When a problem occurs, our initial instinct is to seek out the easiest place to start and work towards a solution, knocking out the various pieces of the problem along the way. We are conditioned to think, solve problems, and make decisions from beginning to end. We take the first available or the simplest route hoping that it will lead to a solution or success.
While this ‘beginning to end’ perspective can be effective, it is not the optimal way to come up with solutions or make important decisions to promote long-term success. Rather, let’s flip this thinking process around and look at it from end to beginning.

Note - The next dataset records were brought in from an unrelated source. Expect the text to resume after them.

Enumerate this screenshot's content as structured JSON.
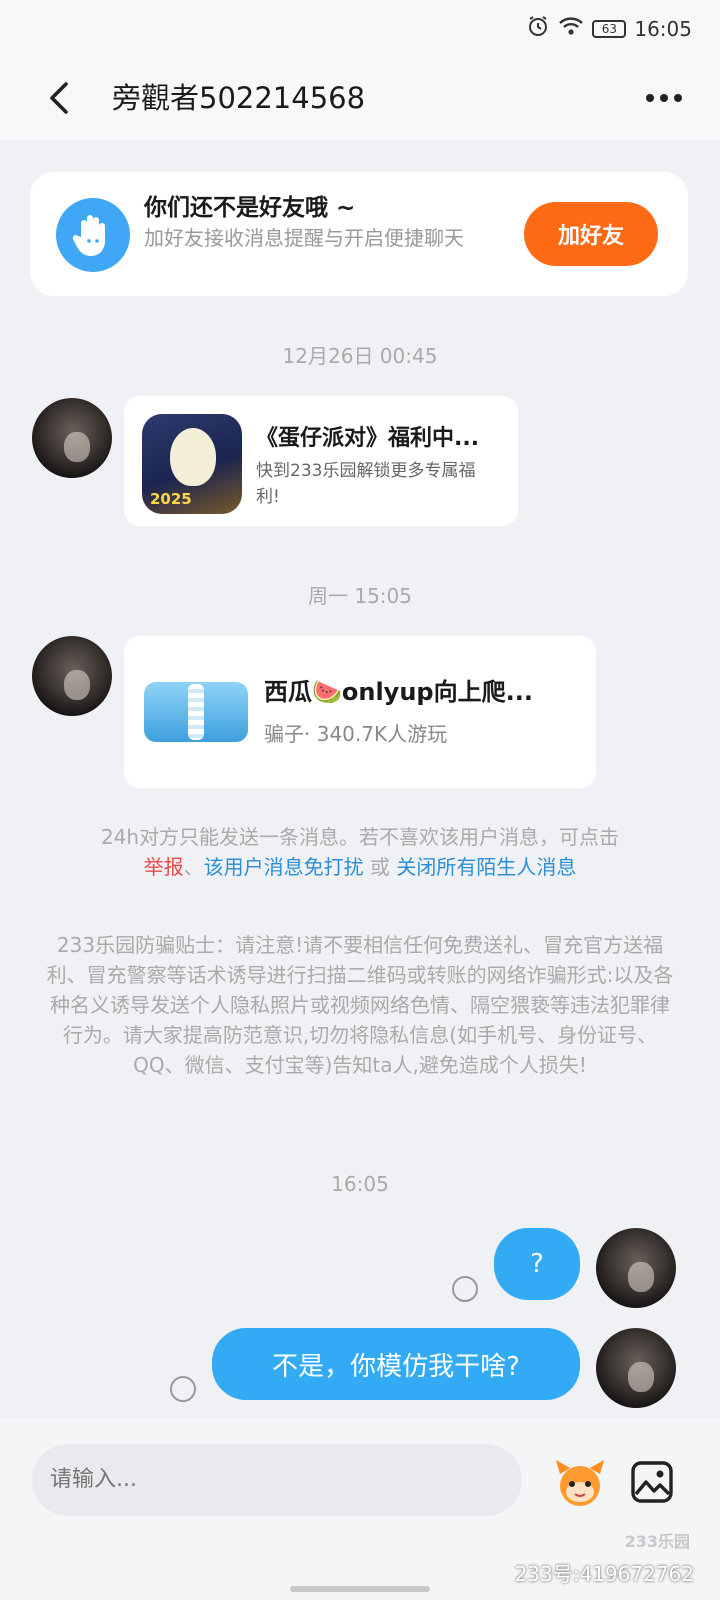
{
  "status_bar": {
    "battery": "63",
    "time": "16:05"
  },
  "header": {
    "title": "旁觀者502214568"
  },
  "friend_prompt": {
    "title": "你们还不是好友哦 ~",
    "subtitle": "加好友接收消息提醒与开启便捷聊天",
    "button": "加好友"
  },
  "messages": {
    "ts1": "12月26日 00:45",
    "card1": {
      "title": "《蛋仔派对》福利中...",
      "desc": "快到233乐园解锁更多专属福利!",
      "icon_text": "2025"
    },
    "ts2": "周一 15:05",
    "card2": {
      "title": "西瓜🍉onlyup向上爬...",
      "subtitle": "骗子· 340.7K人游玩"
    },
    "notice": {
      "prefix": "24h对方只能发送一条消息。若不喜欢该用户消息，可点击",
      "report": "举报",
      "sep": "、",
      "mute": "该用户消息免打扰",
      "or": " 或 ",
      "close_all": "关闭所有陌生人消息"
    },
    "warning": "233乐园防骗贴士：请注意!请不要相信任何免费送礼、冒充官方送福利、冒充警察等话术诱导进行扫描二维码或转账的网络诈骗形式:以及各种名义诱导发送个人隐私照片或视频网络色情、隔空猥亵等违法犯罪律行为。请大家提高防范意识,切勿将隐私信息(如手机号、身份证号、QQ、微信、支付宝等)告知ta人,避免造成个人损失!",
    "ts3": "16:05",
    "sent1": "?",
    "sent2": "不是，你模仿我干啥?"
  },
  "input": {
    "placeholder": "请输入..."
  },
  "watermark": {
    "logo": "233乐园",
    "id": "233号:419672762"
  },
  "colors": {
    "accent_blue": "#33aaf4",
    "add_orange": "#ff6a14",
    "report_red": "#e84a4a",
    "link_blue": "#2c8fd6"
  }
}
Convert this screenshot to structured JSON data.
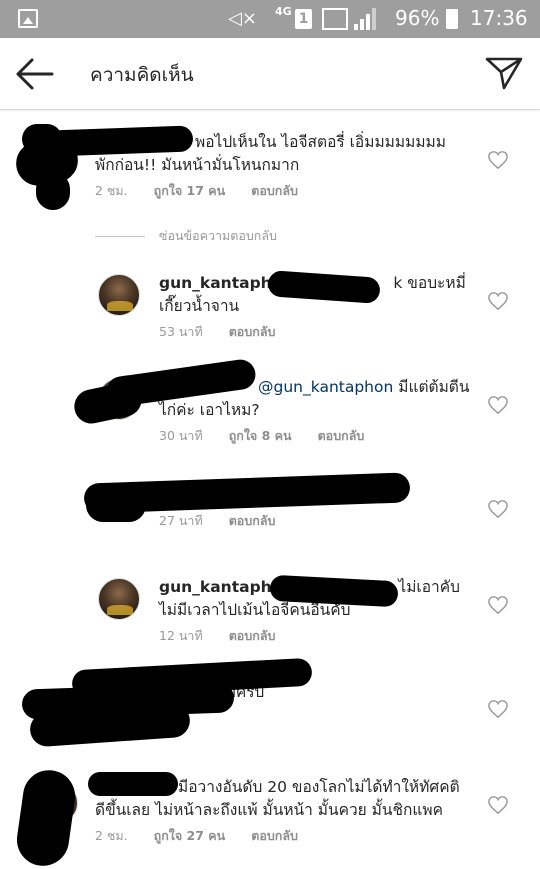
{
  "status_bar": {
    "network": "4G",
    "sim_slot": "1",
    "battery_percent": "96%",
    "time": "17:36"
  },
  "header": {
    "title": "ความคิดเห็น"
  },
  "hide_replies_label": "ซ่อนข้อความตอบกลับ",
  "comments": [
    {
      "text_line1": "พอไปเห็นใน ไอจีสตอรี่ เอิ่มมมมมมมม",
      "text_line2": "พักก่อน!! มันหน้ามั่นโหนกมาก",
      "time": "2 ชม.",
      "likes": "ถูกใจ 17 คน",
      "reply": "ตอบกลับ"
    },
    {
      "username": "gun_kantaphon",
      "text_line1": "k ขอบะหมี่",
      "text_line2": "เกี๊ยวน้ำจาน",
      "time": "53 นาที",
      "reply": "ตอบกลับ"
    },
    {
      "mention": "@gun_kantaphon",
      "text_line1": " มีแต่ต้มตีน",
      "text_line2": "ไก่ค่ะ เอาไหม?",
      "time": "30 นาที",
      "likes": "ถูกใจ 8 คน",
      "reply": "ตอบกลับ"
    },
    {
      "time": "27 นาที",
      "reply": "ตอบกลับ"
    },
    {
      "username": "gun_kantaphon",
      "text_line1": "ไม่เอาคับ",
      "text_line2": "ไม่มีเวลาไปเม้นไอจีคนอื่นคับ",
      "time": "12 นาที",
      "reply": "ตอบกลับ"
    },
    {
      "text_line1": "บครับ"
    },
    {
      "text_line1": "มีอวางอันดับ 20 ของโลกไม่ได้ทำให้ทัศคติ",
      "text_line2": "ดีขึ้นเลย ไม่หน้าละถึงแพ้ มั้นหน้า มั้นควย มั้นชิกแพค",
      "time": "2 ชม.",
      "likes": "ถูกใจ 27 คน",
      "reply": "ตอบกลับ"
    }
  ],
  "colors": {
    "status_bar_bg": "#9e9e9e",
    "mention": "#003569",
    "meta_text": "#999999"
  }
}
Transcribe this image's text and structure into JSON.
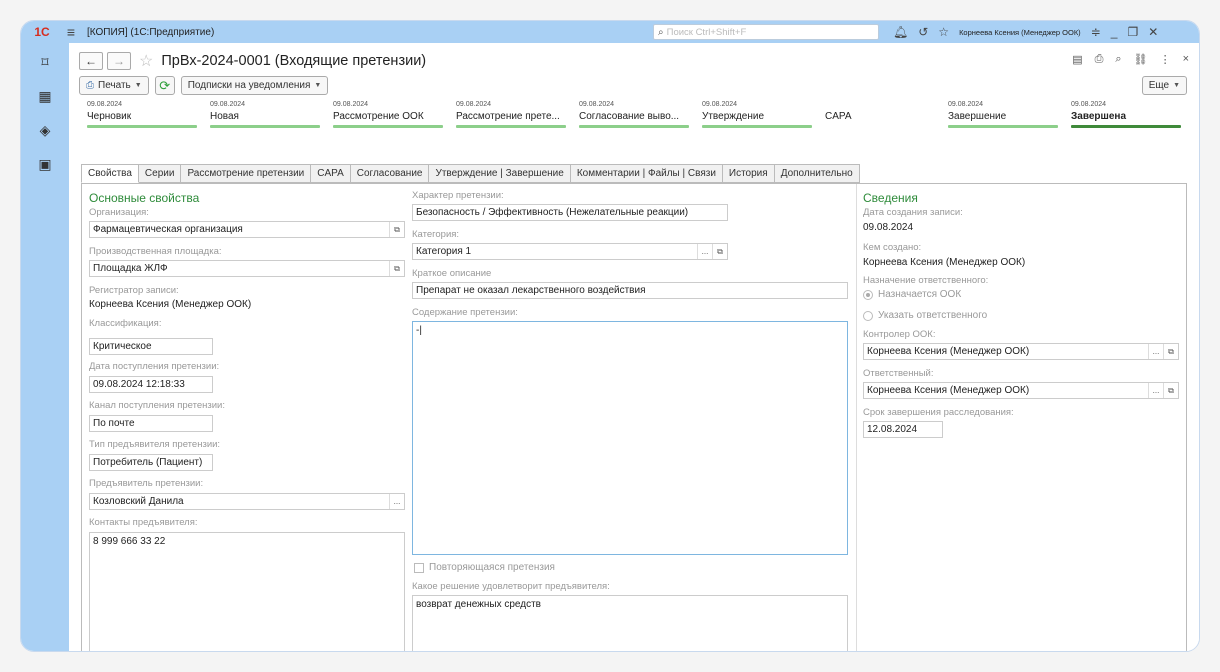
{
  "topbar": {
    "logo": "1С",
    "title": "[КОПИЯ]  (1С:Предприятие)",
    "search_placeholder": "Поиск Ctrl+Shift+F",
    "user": "Корнеева Ксения (Менеджер ООК)"
  },
  "doc": {
    "title": "ПрВх-2024-0001 (Входящие претензии)"
  },
  "toolbar": {
    "print_label": "Печать",
    "subscriptions_label": "Подписки на уведомления",
    "more_label": "Еще"
  },
  "stages": [
    {
      "date": "09.08.2024",
      "name": "Черновик"
    },
    {
      "date": "09.08.2024",
      "name": "Новая"
    },
    {
      "date": "09.08.2024",
      "name": "Рассмотрение ООК"
    },
    {
      "date": "09.08.2024",
      "name": "Рассмотрение прете..."
    },
    {
      "date": "09.08.2024",
      "name": "Согласование выво..."
    },
    {
      "date": "09.08.2024",
      "name": "Утверждение"
    },
    {
      "date": "",
      "name": "CAPA"
    },
    {
      "date": "09.08.2024",
      "name": "Завершение"
    },
    {
      "date": "09.08.2024",
      "name": "Завершена"
    }
  ],
  "tabs": [
    "Свойства",
    "Серии",
    "Рассмотрение претензии",
    "CAPA",
    "Согласование",
    "Утверждение | Завершение",
    "Комментарии | Файлы | Связи",
    "История",
    "Дополнительно"
  ],
  "left": {
    "section_title": "Основные свойства",
    "org_label": "Организация:",
    "org_value": "Фармацевтическая организация",
    "site_label": "Производственная площадка:",
    "site_value": "Площадка ЖЛФ",
    "registrar_label": "Регистратор записи:",
    "registrar_value": "Корнеева Ксения (Менеджер ООК)",
    "class_label": "Классификация:",
    "class_value": "Критическое",
    "date_label": "Дата поступления претензии:",
    "date_value": "09.08.2024 12:18:33",
    "channel_label": "Канал поступления претензии:",
    "channel_value": "По почте",
    "claimant_type_label": "Тип предъявителя претензии:",
    "claimant_type_value": "Потребитель (Пациент)",
    "claimant_label": "Предъявитель претензии:",
    "claimant_value": "Козловский Данила",
    "contacts_label": "Контакты предъявителя:",
    "contacts_value": "8 999 666 33 22"
  },
  "middle": {
    "nature_label": "Характер претензии:",
    "nature_value": "Безопасность / Эффективность (Нежелательные реакции)",
    "category_label": "Категория:",
    "category_value": "Категория 1",
    "short_label": "Краткое описание",
    "short_value": "Препарат не оказал лекарственного воздействия",
    "content_label": "Содержание претензии:",
    "content_value": "-|",
    "repeat_label": "Повторяющаяся претензия",
    "decision_label": "Какое решение удовлетворит предъявителя:",
    "decision_value": "возврат денежных средств"
  },
  "right": {
    "section_title": "Сведения",
    "created_label": "Дата создания записи:",
    "created_value": "09.08.2024",
    "author_label": "Кем создано:",
    "author_value": "Корнеева Ксения (Менеджер ООК)",
    "assign_label": "Назначение ответственного:",
    "assign_opt1": "Назначается ООК",
    "assign_opt2": "Указать ответственного",
    "controller_label": "Контролер ООК:",
    "controller_value": "Корнеева Ксения (Менеджер ООК)",
    "responsible_label": "Ответственный:",
    "responsible_value": "Корнеева Ксения (Менеджер ООК)",
    "deadline_label": "Срок завершения расследования:",
    "deadline_value": "12.08.2024"
  }
}
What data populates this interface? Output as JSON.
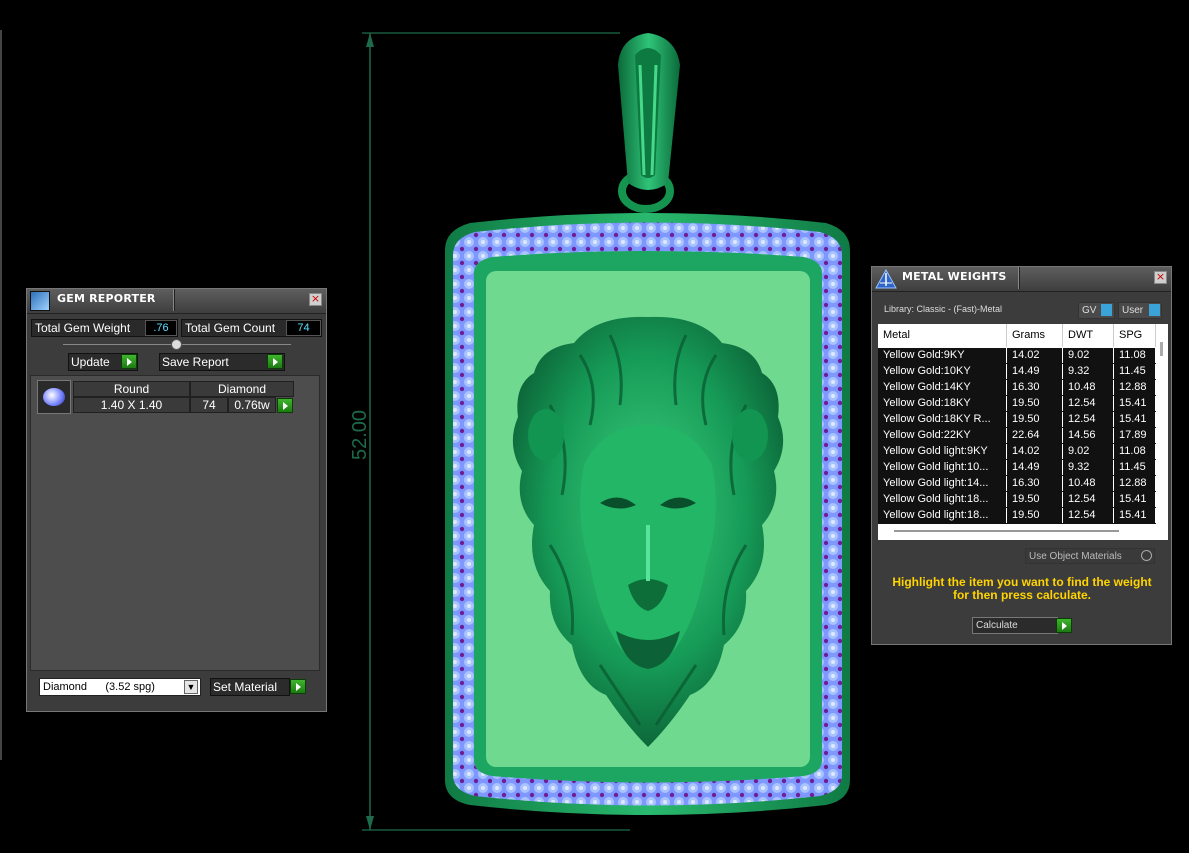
{
  "dimension": {
    "label": "52.00"
  },
  "gem_reporter": {
    "title": "GEM REPORTER",
    "close": "×",
    "total_gem_weight_label": "Total Gem Weight",
    "total_gem_weight_value": ".76",
    "total_gem_count_label": "Total Gem Count",
    "total_gem_count_value": "74",
    "update_label": "Update",
    "save_report_label": "Save Report",
    "grid": {
      "shape": "Round",
      "material": "Diamond",
      "size": "1.40 X 1.40",
      "count": "74",
      "weight": "0.76tw"
    },
    "material_select": "Diamond      (3.52 spg)",
    "set_material_label": "Set Material"
  },
  "metal_weights": {
    "title": "METAL WEIGHTS",
    "close": "×",
    "library": "Library: Classic - (Fast)-Metal",
    "gv_label": "GV",
    "user_label": "User",
    "columns": [
      "Metal",
      "Grams",
      "DWT",
      "SPG"
    ],
    "rows": [
      {
        "metal": "Yellow Gold:9KY",
        "grams": "14.02",
        "dwt": "9.02",
        "spg": "11.08"
      },
      {
        "metal": "Yellow Gold:10KY",
        "grams": "14.49",
        "dwt": "9.32",
        "spg": "11.45"
      },
      {
        "metal": "Yellow Gold:14KY",
        "grams": "16.30",
        "dwt": "10.48",
        "spg": "12.88"
      },
      {
        "metal": "Yellow Gold:18KY",
        "grams": "19.50",
        "dwt": "12.54",
        "spg": "15.41"
      },
      {
        "metal": "Yellow Gold:18KY R...",
        "grams": "19.50",
        "dwt": "12.54",
        "spg": "15.41"
      },
      {
        "metal": "Yellow Gold:22KY",
        "grams": "22.64",
        "dwt": "14.56",
        "spg": "17.89"
      },
      {
        "metal": "Yellow Gold light:9KY",
        "grams": "14.02",
        "dwt": "9.02",
        "spg": "11.08"
      },
      {
        "metal": "Yellow Gold light:10...",
        "grams": "14.49",
        "dwt": "9.32",
        "spg": "11.45"
      },
      {
        "metal": "Yellow Gold light:14...",
        "grams": "16.30",
        "dwt": "10.48",
        "spg": "12.88"
      },
      {
        "metal": "Yellow Gold light:18...",
        "grams": "19.50",
        "dwt": "12.54",
        "spg": "15.41"
      },
      {
        "metal": "Yellow Gold light:18...",
        "grams": "19.50",
        "dwt": "12.54",
        "spg": "15.41"
      }
    ],
    "use_object_materials": "Use Object Materials",
    "hint": "Highlight the item you want to find the weight for then press calculate.",
    "calculate_label": "Calculate"
  },
  "colors": {
    "model_green": "#1f9e5a",
    "plate_green": "#6fd98f",
    "gem_blue": "#8aa8ff",
    "prong_purple": "#7a2aa0",
    "hint_yellow": "#ffd400",
    "dimension_green": "#1d6b4b"
  }
}
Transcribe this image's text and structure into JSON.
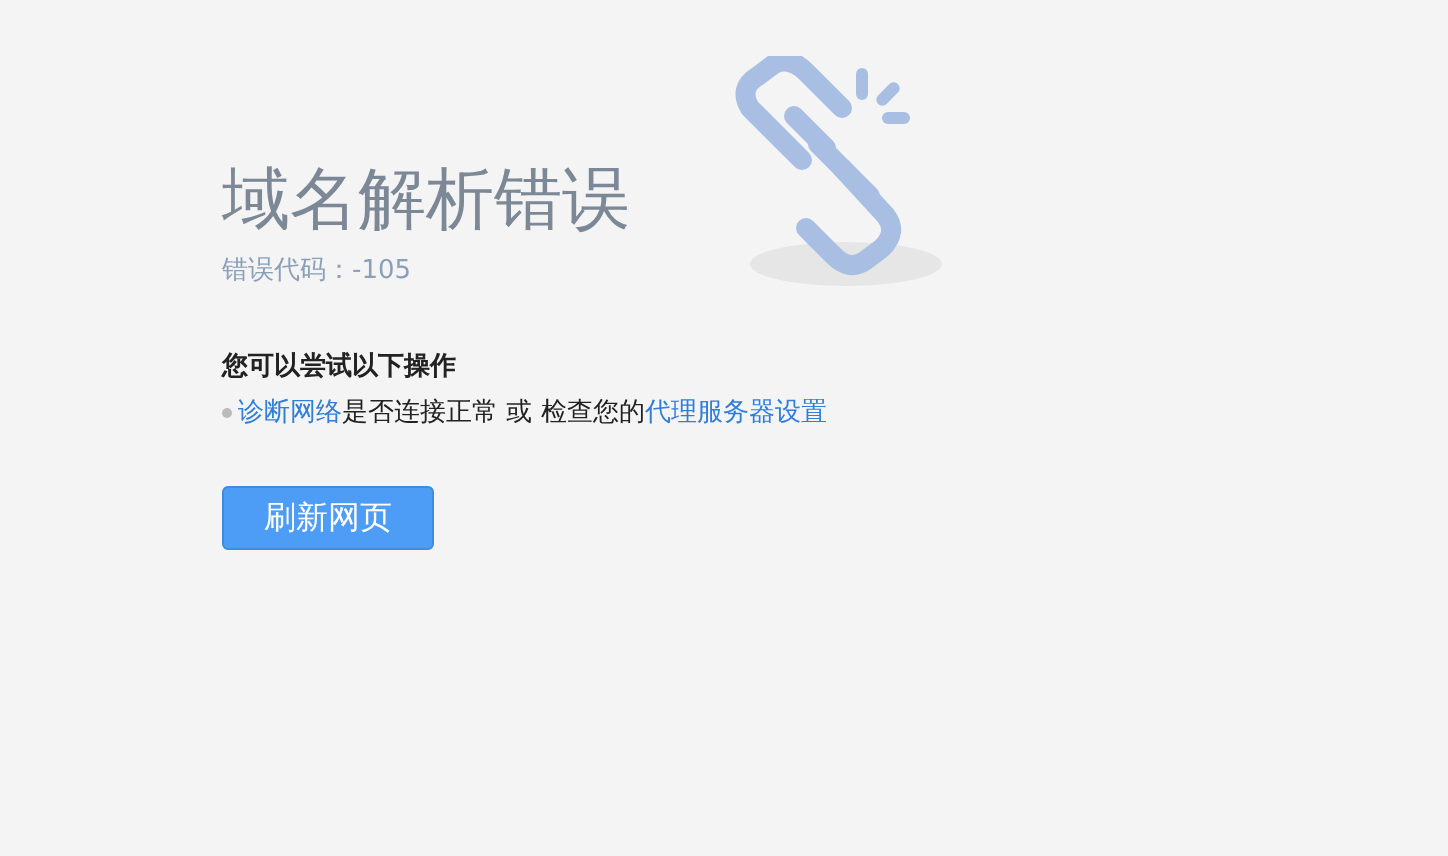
{
  "title": "域名解析错误",
  "error_code": "错误代码：-105",
  "suggestions_heading": "您可以尝试以下操作",
  "suggestion": [
    {
      "kind": "link",
      "text": "诊断网络"
    },
    {
      "kind": "text",
      "text": "是否连接正常 或 检查您的"
    },
    {
      "kind": "link",
      "text": "代理服务器设置"
    }
  ],
  "reload_button": "刷新网页"
}
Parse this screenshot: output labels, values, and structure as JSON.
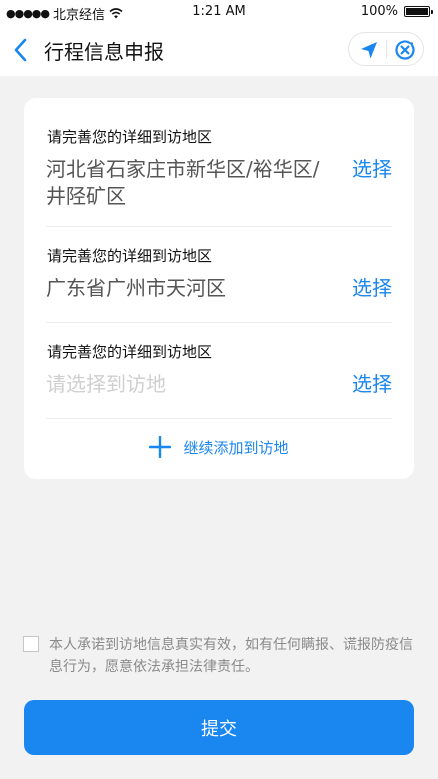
{
  "status_bar": {
    "signal": "●●●●●",
    "carrier": "北京经信",
    "time": "1:21 AM",
    "battery_percent": "100%",
    "battery_level": 1.0
  },
  "nav": {
    "title": "行程信息申报"
  },
  "regions": [
    {
      "label": "请完善您的详细到访地区",
      "value": "河北省石家庄市新华区/裕华区/井陉矿区",
      "action": "选择"
    },
    {
      "label": "请完善您的详细到访地区",
      "value": "广东省广州市天河区",
      "action": "选择"
    },
    {
      "label": "请完善您的详细到访地区",
      "placeholder": "请选择到访地",
      "action": "选择"
    }
  ],
  "add_more": {
    "label": "继续添加到访地"
  },
  "agreement": {
    "text": "本人承诺到访地信息真实有效，如有任何瞒报、谎报防疫信息行为，愿意依法承担法律责任。",
    "checked": false
  },
  "submit": {
    "label": "提交"
  },
  "colors": {
    "accent": "#1a86f0",
    "page_background": "#f2f2f2",
    "placeholder": "#cfcfcf"
  }
}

In last week’s Metrix Newsletter, I shared a book entitled ‘The Art of Learning’ by Josh Waitzkin. In this book he talks around the idea of the ‘end-game’. When Josh was younger, he played chess competitively and used this ‘end-game’ approach as his competitive edge. While most of his competitors were repeatedly trained to make strategic opening moves at the game’s start, Waitzkin was trained differently. Rather, his coach began Josh’s training by focusing on a chess board with only a few pieces set up to mimic a game’s closing; by doing so, Josh was able to look at the game with less complexity and thus gain more clarity. It also allowed Josh to focus on what was most important…closing out the game in victory. When it came time to play against his opponents, Waitzkin was calm and collected as the game unfolded. On the other hand, his opponents would become nervous and start to crumble if the game took an unexpected or unpredictable turn; they were not prepared for the end-game.
Let’s take this ‘end-game’ concept and apply it to a real estate business.
Imagine possible scenarios that could happen as you near the conclusion of a transaction — the buyer has financing issues, a current HOA violation cannot be rectified and may cloud title, or not all repair issues can be solved. Strategize around solutions to these various scenarios BEFORE they occur, and build out a playbook of sorts so as to not have to think of a solution out of the blue. What could you do differently throughout the transaction to avoid these problems arising? What have you done in the past to overcome such obstacles?
Another good example of playing the “end-game” exists in how you script practice and role play with your team members. Are you focusing more attention on the script’s opening than you are on the actual closing? Are you more concerned with objection handling than driving to the face to face appointment? Take a step back and do the analysis. You’ll likely find that your attention is not where it needs to be, and there are some solid improvements to make and opportunities to seize.
Here are some closing scripts that our team has found useful:
Close for face to face appointment
Great. Based on what we discussed, I think we need to get together. Does next Tuesday at 2pm work for you, or is 5pm a better time?
Close for virtual appointment
Totally understand. Let’s do this. Now that I have an understanding around what you’d like to accomplish, let’s jump on a Zoom call in the coming days, or Facetime if that is easier for you, and I can present a more specific plan and details to achieving your goals. Next Tuesday at 2pm? Or does 5pm that day work better for you?
Close for follow up call in the immediate future
Totally understand. Let’s do this. Now that I have an understanding around what you’d like to accomplish I am going to spend some time and come up with a more specific and comprehensive plan. Then I will call you to discuss it. Next Tuesday at 2pm? Or does 5pm that day work better for you?
Close for Nurture or future longer term follow up
This has been great. Thank you for your time. Based on what you’ve shared, I think we should touch base again in _______ and revisit some of the things we discussed today. So I will call you then. Sound good? Just out of curiosity, before our next call, what real estate topic will be top of mind for you? Values, interest rates, something else? When we reconnect I’ll be prepared to share the latest detail around ________.
How can we supplement and support the scripts/closings above?
Text, Text Video, Email, Voicemail
In a market with incredibly low supply and equally as strong demand, we must do things that our peers in the industry are unwilling to attempt or implement. This end-game mentality can be your competitive advantage.